The judges left the court building after tear gas was fired
Some of the sacked judges refused to leave the courthouse at first, declaring the move unconstitutional.
But they abandoned their protest after police fired tear gas at an anti- government rally outside the building.
Ecuadorean President Lucio Gutierrez had sought an overhaul of the court, saying its judges were biased in favour of opposition parties.
The showdown began on Wednesday, when Ecuador's assembly voted to dismiss 27 of the court's 31 judges.
Its Chief Justice, Hugo Quintana, immediately denounced the move as "illegal" and said he would only be removed from his office by force.
Police took up positions around court buildings in Quito, Ecuador's capital, and around 200 pro-court protesters gathered nearby.
The magistrates left the building when tear gas was fired.
Mr Quintana later said he and other sacked judges would continue to work as a "Supreme Court in exile".
President Gutierrez, a former army chief who won power in 2002, said the court was loyal to the opposition, which recently tried to launch impeachment proceedings against him.
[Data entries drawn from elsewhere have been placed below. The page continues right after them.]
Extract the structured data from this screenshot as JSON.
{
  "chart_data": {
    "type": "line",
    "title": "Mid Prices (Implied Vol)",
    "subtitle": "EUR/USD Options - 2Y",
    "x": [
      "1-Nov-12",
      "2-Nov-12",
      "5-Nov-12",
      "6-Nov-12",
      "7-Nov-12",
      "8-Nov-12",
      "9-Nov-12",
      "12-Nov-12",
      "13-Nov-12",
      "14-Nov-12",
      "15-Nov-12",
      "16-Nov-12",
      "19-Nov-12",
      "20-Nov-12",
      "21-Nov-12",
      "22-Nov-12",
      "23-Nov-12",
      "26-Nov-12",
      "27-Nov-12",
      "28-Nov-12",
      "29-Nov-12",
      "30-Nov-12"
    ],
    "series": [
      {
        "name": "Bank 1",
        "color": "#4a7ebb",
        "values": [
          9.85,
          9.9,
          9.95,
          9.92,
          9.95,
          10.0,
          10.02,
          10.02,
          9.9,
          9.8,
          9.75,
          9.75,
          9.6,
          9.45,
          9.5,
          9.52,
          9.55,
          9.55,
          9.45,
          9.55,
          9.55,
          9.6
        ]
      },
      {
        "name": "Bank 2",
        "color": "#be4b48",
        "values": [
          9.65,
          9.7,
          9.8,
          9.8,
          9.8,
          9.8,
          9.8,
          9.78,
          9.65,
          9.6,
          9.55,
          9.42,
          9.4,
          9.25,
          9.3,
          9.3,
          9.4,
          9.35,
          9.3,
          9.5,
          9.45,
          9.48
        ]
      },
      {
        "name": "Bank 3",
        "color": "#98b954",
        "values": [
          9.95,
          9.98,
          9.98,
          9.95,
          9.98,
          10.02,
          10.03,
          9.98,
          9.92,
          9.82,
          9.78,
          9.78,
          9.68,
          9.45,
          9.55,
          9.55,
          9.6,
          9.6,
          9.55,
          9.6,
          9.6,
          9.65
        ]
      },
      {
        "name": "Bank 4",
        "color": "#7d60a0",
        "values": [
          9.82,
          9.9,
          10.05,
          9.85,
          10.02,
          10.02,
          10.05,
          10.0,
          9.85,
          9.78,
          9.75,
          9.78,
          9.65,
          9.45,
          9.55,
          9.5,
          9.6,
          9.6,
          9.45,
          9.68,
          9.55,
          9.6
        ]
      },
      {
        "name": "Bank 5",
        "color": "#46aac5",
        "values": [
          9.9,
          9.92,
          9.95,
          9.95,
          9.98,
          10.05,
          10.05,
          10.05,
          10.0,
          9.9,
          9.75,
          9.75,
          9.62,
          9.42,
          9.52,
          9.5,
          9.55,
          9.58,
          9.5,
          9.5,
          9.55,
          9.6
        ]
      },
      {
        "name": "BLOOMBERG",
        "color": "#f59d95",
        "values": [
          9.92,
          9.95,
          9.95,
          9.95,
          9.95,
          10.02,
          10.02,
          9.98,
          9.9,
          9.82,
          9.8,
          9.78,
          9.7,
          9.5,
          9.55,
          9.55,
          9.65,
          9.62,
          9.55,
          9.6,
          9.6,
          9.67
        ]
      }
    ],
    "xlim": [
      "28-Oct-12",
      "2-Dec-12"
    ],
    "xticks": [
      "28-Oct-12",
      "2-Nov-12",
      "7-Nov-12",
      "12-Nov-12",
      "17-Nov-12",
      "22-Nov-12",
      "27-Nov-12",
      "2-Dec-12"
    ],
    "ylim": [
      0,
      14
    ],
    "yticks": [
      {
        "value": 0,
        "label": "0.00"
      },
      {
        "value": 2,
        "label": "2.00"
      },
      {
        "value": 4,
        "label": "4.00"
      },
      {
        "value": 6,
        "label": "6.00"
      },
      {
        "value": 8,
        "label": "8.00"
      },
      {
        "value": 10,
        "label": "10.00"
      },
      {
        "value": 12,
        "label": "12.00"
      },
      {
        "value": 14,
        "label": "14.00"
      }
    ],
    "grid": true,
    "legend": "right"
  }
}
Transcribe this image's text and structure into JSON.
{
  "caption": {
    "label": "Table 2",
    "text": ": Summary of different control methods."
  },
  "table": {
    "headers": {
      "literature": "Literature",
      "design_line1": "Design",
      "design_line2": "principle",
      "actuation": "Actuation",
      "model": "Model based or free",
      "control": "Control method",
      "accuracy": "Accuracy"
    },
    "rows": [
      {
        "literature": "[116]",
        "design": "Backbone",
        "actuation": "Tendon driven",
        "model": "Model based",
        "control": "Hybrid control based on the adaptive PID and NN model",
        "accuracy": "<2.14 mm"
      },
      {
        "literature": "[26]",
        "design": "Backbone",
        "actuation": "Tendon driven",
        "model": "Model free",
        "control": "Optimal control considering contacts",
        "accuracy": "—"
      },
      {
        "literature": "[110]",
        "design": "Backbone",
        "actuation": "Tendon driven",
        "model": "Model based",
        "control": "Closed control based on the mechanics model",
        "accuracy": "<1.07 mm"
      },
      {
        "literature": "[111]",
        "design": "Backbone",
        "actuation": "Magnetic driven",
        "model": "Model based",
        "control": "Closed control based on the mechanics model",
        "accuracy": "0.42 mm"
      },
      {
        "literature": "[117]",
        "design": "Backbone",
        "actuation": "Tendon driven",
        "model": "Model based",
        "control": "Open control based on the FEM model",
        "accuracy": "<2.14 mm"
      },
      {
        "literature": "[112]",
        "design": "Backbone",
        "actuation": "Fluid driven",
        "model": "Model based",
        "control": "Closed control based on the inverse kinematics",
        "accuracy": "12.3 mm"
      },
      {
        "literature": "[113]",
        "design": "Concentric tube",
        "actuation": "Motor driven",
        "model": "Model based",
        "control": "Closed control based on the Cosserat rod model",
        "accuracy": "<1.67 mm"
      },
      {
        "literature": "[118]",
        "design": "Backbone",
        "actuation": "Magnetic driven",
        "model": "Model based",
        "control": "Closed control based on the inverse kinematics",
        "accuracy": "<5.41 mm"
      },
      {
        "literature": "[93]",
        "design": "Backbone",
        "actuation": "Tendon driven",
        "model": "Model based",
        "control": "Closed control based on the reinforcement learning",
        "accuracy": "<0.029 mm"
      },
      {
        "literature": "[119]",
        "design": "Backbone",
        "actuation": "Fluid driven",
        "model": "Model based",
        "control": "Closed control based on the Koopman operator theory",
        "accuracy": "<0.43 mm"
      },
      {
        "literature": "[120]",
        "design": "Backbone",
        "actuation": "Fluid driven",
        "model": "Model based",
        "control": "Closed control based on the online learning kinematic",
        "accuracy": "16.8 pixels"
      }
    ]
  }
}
Supporters of the court say the dismissal was dictatorial
Mr Gutierrez announced new judges drawn from political parties that opposed the impeachment drive.
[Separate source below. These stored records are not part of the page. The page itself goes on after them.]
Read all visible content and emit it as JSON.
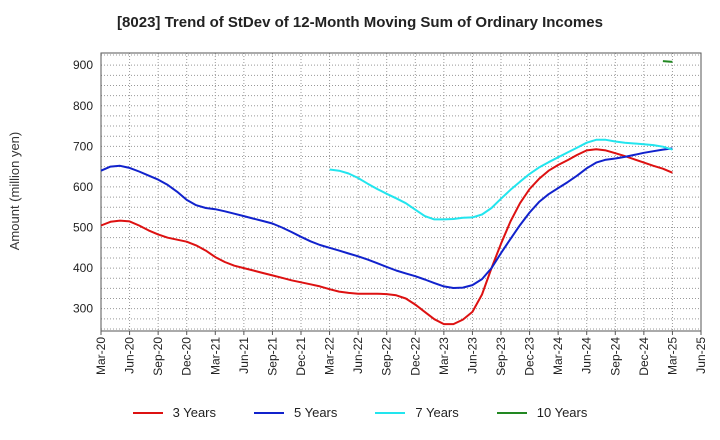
{
  "chart_data": {
    "type": "line",
    "title": "[8023]  Trend of StDev of 12-Month Moving Sum of Ordinary Incomes",
    "xlabel": "",
    "ylabel": "Amount (million yen)",
    "ylim": [
      245,
      930
    ],
    "yticks": [
      300,
      400,
      500,
      600,
      700,
      800,
      900
    ],
    "x_range": [
      "Mar-20",
      "Jun-25"
    ],
    "categories": [
      "Mar-20",
      "Jun-20",
      "Sep-20",
      "Dec-20",
      "Mar-21",
      "Jun-21",
      "Sep-21",
      "Dec-21",
      "Mar-22",
      "Jun-22",
      "Sep-22",
      "Dec-22",
      "Mar-23",
      "Jun-23",
      "Sep-23",
      "Dec-23",
      "Mar-24",
      "Jun-24",
      "Sep-24",
      "Dec-24",
      "Mar-25",
      "Jun-25"
    ],
    "grid": true,
    "legend_position": "bottom",
    "series": [
      {
        "name": "3 Years",
        "color": "#dd1111",
        "x": [
          "Mar-20",
          "Apr-20",
          "May-20",
          "Jun-20",
          "Jul-20",
          "Aug-20",
          "Sep-20",
          "Oct-20",
          "Nov-20",
          "Dec-20",
          "Jan-21",
          "Feb-21",
          "Mar-21",
          "Apr-21",
          "May-21",
          "Jun-21",
          "Jul-21",
          "Aug-21",
          "Sep-21",
          "Oct-21",
          "Nov-21",
          "Dec-21",
          "Jan-22",
          "Feb-22",
          "Mar-22",
          "Apr-22",
          "May-22",
          "Jun-22",
          "Jul-22",
          "Aug-22",
          "Sep-22",
          "Oct-22",
          "Nov-22",
          "Dec-22",
          "Jan-23",
          "Feb-23",
          "Mar-23",
          "Apr-23",
          "May-23",
          "Jun-23",
          "Jul-23",
          "Aug-23",
          "Sep-23",
          "Oct-23",
          "Nov-23",
          "Dec-23",
          "Jan-24",
          "Feb-24",
          "Mar-24",
          "Apr-24",
          "May-24",
          "Jun-24",
          "Jul-24",
          "Aug-24",
          "Sep-24",
          "Oct-24",
          "Nov-24",
          "Dec-24",
          "Jan-25",
          "Feb-25",
          "Mar-25"
        ],
        "values": [
          505,
          514,
          517,
          515,
          505,
          493,
          483,
          475,
          470,
          465,
          456,
          443,
          427,
          415,
          406,
          400,
          394,
          388,
          382,
          376,
          370,
          365,
          360,
          355,
          348,
          342,
          339,
          337,
          337,
          337,
          336,
          333,
          325,
          310,
          292,
          274,
          262,
          262,
          273,
          292,
          335,
          400,
          460,
          515,
          560,
          595,
          620,
          640,
          654,
          666,
          679,
          690,
          693,
          690,
          683,
          676,
          668,
          660,
          652,
          645,
          635
        ]
      },
      {
        "name": "5 Years",
        "color": "#1122cc",
        "x": [
          "Mar-20",
          "Apr-20",
          "May-20",
          "Jun-20",
          "Jul-20",
          "Aug-20",
          "Sep-20",
          "Oct-20",
          "Nov-20",
          "Dec-20",
          "Jan-21",
          "Feb-21",
          "Mar-21",
          "Apr-21",
          "May-21",
          "Jun-21",
          "Jul-21",
          "Aug-21",
          "Sep-21",
          "Oct-21",
          "Nov-21",
          "Dec-21",
          "Jan-22",
          "Feb-22",
          "Mar-22",
          "Apr-22",
          "May-22",
          "Jun-22",
          "Jul-22",
          "Aug-22",
          "Sep-22",
          "Oct-22",
          "Nov-22",
          "Dec-22",
          "Jan-23",
          "Feb-23",
          "Mar-23",
          "Apr-23",
          "May-23",
          "Jun-23",
          "Jul-23",
          "Aug-23",
          "Sep-23",
          "Oct-23",
          "Nov-23",
          "Dec-23",
          "Jan-24",
          "Feb-24",
          "Mar-24",
          "Apr-24",
          "May-24",
          "Jun-24",
          "Jul-24",
          "Aug-24",
          "Sep-24",
          "Oct-24",
          "Nov-24",
          "Dec-24",
          "Jan-25",
          "Feb-25",
          "Mar-25"
        ],
        "values": [
          640,
          650,
          652,
          647,
          638,
          628,
          618,
          605,
          588,
          568,
          555,
          548,
          545,
          540,
          534,
          528,
          522,
          516,
          510,
          500,
          489,
          477,
          466,
          457,
          450,
          443,
          436,
          429,
          421,
          412,
          403,
          394,
          387,
          380,
          372,
          363,
          355,
          351,
          352,
          358,
          373,
          400,
          437,
          472,
          506,
          537,
          563,
          582,
          597,
          612,
          628,
          646,
          660,
          667,
          670,
          674,
          679,
          684,
          688,
          692,
          695
        ]
      },
      {
        "name": "7 Years",
        "color": "#22e5ee",
        "x": [
          "Mar-22",
          "Apr-22",
          "May-22",
          "Jun-22",
          "Jul-22",
          "Aug-22",
          "Sep-22",
          "Oct-22",
          "Nov-22",
          "Dec-22",
          "Jan-23",
          "Feb-23",
          "Mar-23",
          "Apr-23",
          "May-23",
          "Jun-23",
          "Jul-23",
          "Aug-23",
          "Sep-23",
          "Oct-23",
          "Nov-23",
          "Dec-23",
          "Jan-24",
          "Feb-24",
          "Mar-24",
          "Apr-24",
          "May-24",
          "Jun-24",
          "Jul-24",
          "Aug-24",
          "Sep-24",
          "Oct-24",
          "Nov-24",
          "Dec-24",
          "Jan-25",
          "Feb-25",
          "Mar-25"
        ],
        "values": [
          643,
          640,
          633,
          622,
          608,
          595,
          583,
          572,
          560,
          544,
          528,
          520,
          520,
          521,
          524,
          525,
          532,
          548,
          571,
          593,
          613,
          632,
          648,
          661,
          673,
          685,
          697,
          709,
          716,
          716,
          712,
          709,
          707,
          705,
          703,
          699,
          692
        ]
      },
      {
        "name": "10 Years",
        "color": "#228822",
        "x": [
          "Feb-25",
          "Mar-25"
        ],
        "values": [
          910,
          908
        ]
      }
    ]
  },
  "legend": [
    {
      "label": "3 Years",
      "color": "#dd1111"
    },
    {
      "label": "5 Years",
      "color": "#1122cc"
    },
    {
      "label": "7 Years",
      "color": "#22e5ee"
    },
    {
      "label": "10 Years",
      "color": "#228822"
    }
  ]
}
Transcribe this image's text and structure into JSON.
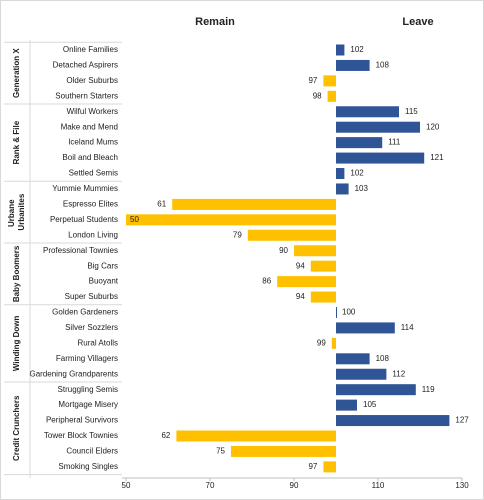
{
  "chart_data": {
    "type": "diverging-bar",
    "headers": [
      {
        "name": "Remain",
        "color": "#ffc000"
      },
      {
        "name": "Leave",
        "color": "#2f5597"
      }
    ],
    "baseline": 100,
    "groups": [
      {
        "name": "Generation X",
        "categories": [
          "Online Families",
          "Detached Aspirers",
          "Older Suburbs",
          "Southern Starters"
        ],
        "values": [
          102,
          108,
          97,
          98
        ]
      },
      {
        "name": "Rank & File",
        "categories": [
          "Wilful Workers",
          "Make and Mend",
          "Iceland Mums",
          "Boil and Bleach",
          "Settled Semis"
        ],
        "values": [
          115,
          120,
          111,
          121,
          102
        ]
      },
      {
        "name": "Urbane Urbanites",
        "categories": [
          "Yummie Mummies",
          "Espresso Elites",
          "Perpetual Students",
          "London Living"
        ],
        "values": [
          103,
          61,
          50,
          79
        ]
      },
      {
        "name": "Baby Boomers",
        "categories": [
          "Professional Townies",
          "Big Cars",
          "Buoyant",
          "Super Suburbs"
        ],
        "values": [
          90,
          94,
          86,
          94
        ]
      },
      {
        "name": "Winding Down",
        "categories": [
          "Golden Gardeners",
          "Silver Sozzlers",
          "Rural Atolls",
          "Farming Villagers",
          "Gardening Grandparents"
        ],
        "values": [
          100,
          114,
          99,
          108,
          112
        ]
      },
      {
        "name": "Credit Crunchers",
        "categories": [
          "Struggling Semis",
          "Mortgage Misery",
          "Peripheral Survivors",
          "Tower Block Townies",
          "Council Elders",
          "Smoking Singles"
        ],
        "values": [
          119,
          105,
          127,
          62,
          75,
          97
        ]
      }
    ],
    "xlim": [
      50,
      130
    ],
    "xticks": [
      50,
      70,
      90,
      110,
      130
    ]
  }
}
The new court will be a temporary arrangement until a constitutional amendment is proposed next year, he said.
The opposition says the constitution does not allow for the quick removal of the judges.
But political analyst Fernando Bustamante says that although it was unconstitutional, the decision should be good for political stability.
He says the court has been under the effective control of former President Leon Febres Cordero for years, and that for Mr Gutierrez to be able to govern he had to reduce the powers of Mr Febres Cordero.